Ах, господин Дайер, говорит она, Вы, я вижу, страдаете безмерно от подагры, как, было, и супруг мой приснопамятный – знали бы Вы, сколько бдений непрестанных, сколько трудов бесконечных да пробуждений среди ночи претерпела я по милости господина Беста. Тут она засуетилась у моей постели, дабы подбодрить меня, как она изволила выразиться, дружеским словом: все мои добродетели, шепнула, все, как есть, к Вашим услугам. Поднявшись, чтобы уходить, она, не дошедши до дверей, повернулась, словно сухой лист на ветру: я не преминула заметить, говорит, что Вам любезны старыя книги; стало быть, имеются у Вас и поэты для отдохновенья? Я откинулся назад, страдаючи от боли, она же приняла сей жест за утвердительный. Дозволите ли, продолжала она в манере самой что ни на есть фамильярной, показать Вам произведение моих досужих часов? И с тем отправилась вниз, в свою гостиную, а после снова вернулась, принесши с собою несколько эпитафий и элегий собственного сочинения. Не желаешь ли послушать, Нат Элиот? спрашивает она у моего мальчишки, разыгрывая предо мною жеманство, когда же он, разинувши рот, уставился на нее, то завела такую песню:
Повезло нам, сказал Нат после того, как она откланялась, в такое общество попасть – ведь чему только не научат поэты, а хозяйка-то мастерица рифмы плести.
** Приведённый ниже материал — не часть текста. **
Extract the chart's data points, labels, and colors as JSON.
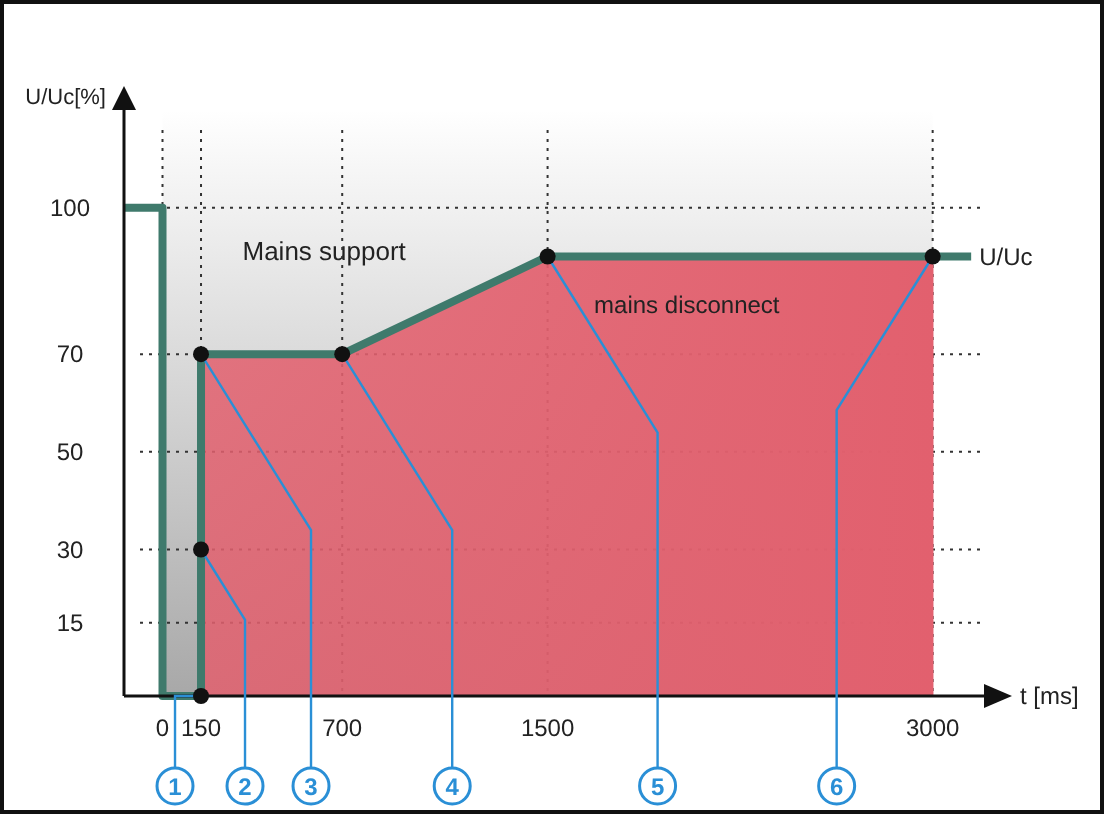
{
  "chart_data": {
    "type": "line",
    "xlabel": "t [ms]",
    "ylabel": "U/Uc[%]",
    "xlim": [
      -150,
      3200
    ],
    "ylim": [
      0,
      120
    ],
    "xticks": [
      0,
      150,
      700,
      1500,
      3000
    ],
    "yticks": [
      15,
      30,
      50,
      70,
      100
    ],
    "grid": true,
    "series": [
      {
        "type": "area",
        "color": "#e2606e",
        "x": [
          150,
          700,
          1500,
          3000
        ],
        "values": [
          70,
          70,
          90,
          90
        ]
      },
      {
        "name": "U/Uc",
        "color": "#3f7a6c",
        "x": [
          -150,
          0,
          0,
          150,
          150,
          700,
          1500,
          3000,
          3150
        ],
        "values": [
          100,
          100,
          0,
          0,
          70,
          70,
          90,
          90,
          90
        ]
      }
    ],
    "bands": [
      {
        "axis": "x",
        "from": 0,
        "to": 3000,
        "label": "Mains support",
        "color": "#a8a8a8"
      }
    ],
    "annotations": [
      "mains disconnect",
      {
        "text": "1",
        "x": 150,
        "y": 0
      },
      {
        "text": "2",
        "x": 150,
        "y": 30
      },
      {
        "text": "3",
        "x": 150,
        "y": 70
      },
      {
        "text": "4",
        "x": 700,
        "y": 70
      },
      {
        "text": "5",
        "x": 1500,
        "y": 90
      },
      {
        "text": "6",
        "x": 3000,
        "y": 90
      }
    ]
  }
}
А рифмы – они мою память бередят, и с чего бы, ума не приложу, продолжал он.
Куда как лучше им ничего не бередить, отвечал я ему, иначе не сдобровать тебе.
Однако Нат уж предался мечтаньям: а где Вы были, хозяин, спрашивает, до того, как я родился, покуда меня еще и в помине не было?
Где был? И там, и сям, отвечал я, глядючи в окно. Ну, а в городе Вы где обретались?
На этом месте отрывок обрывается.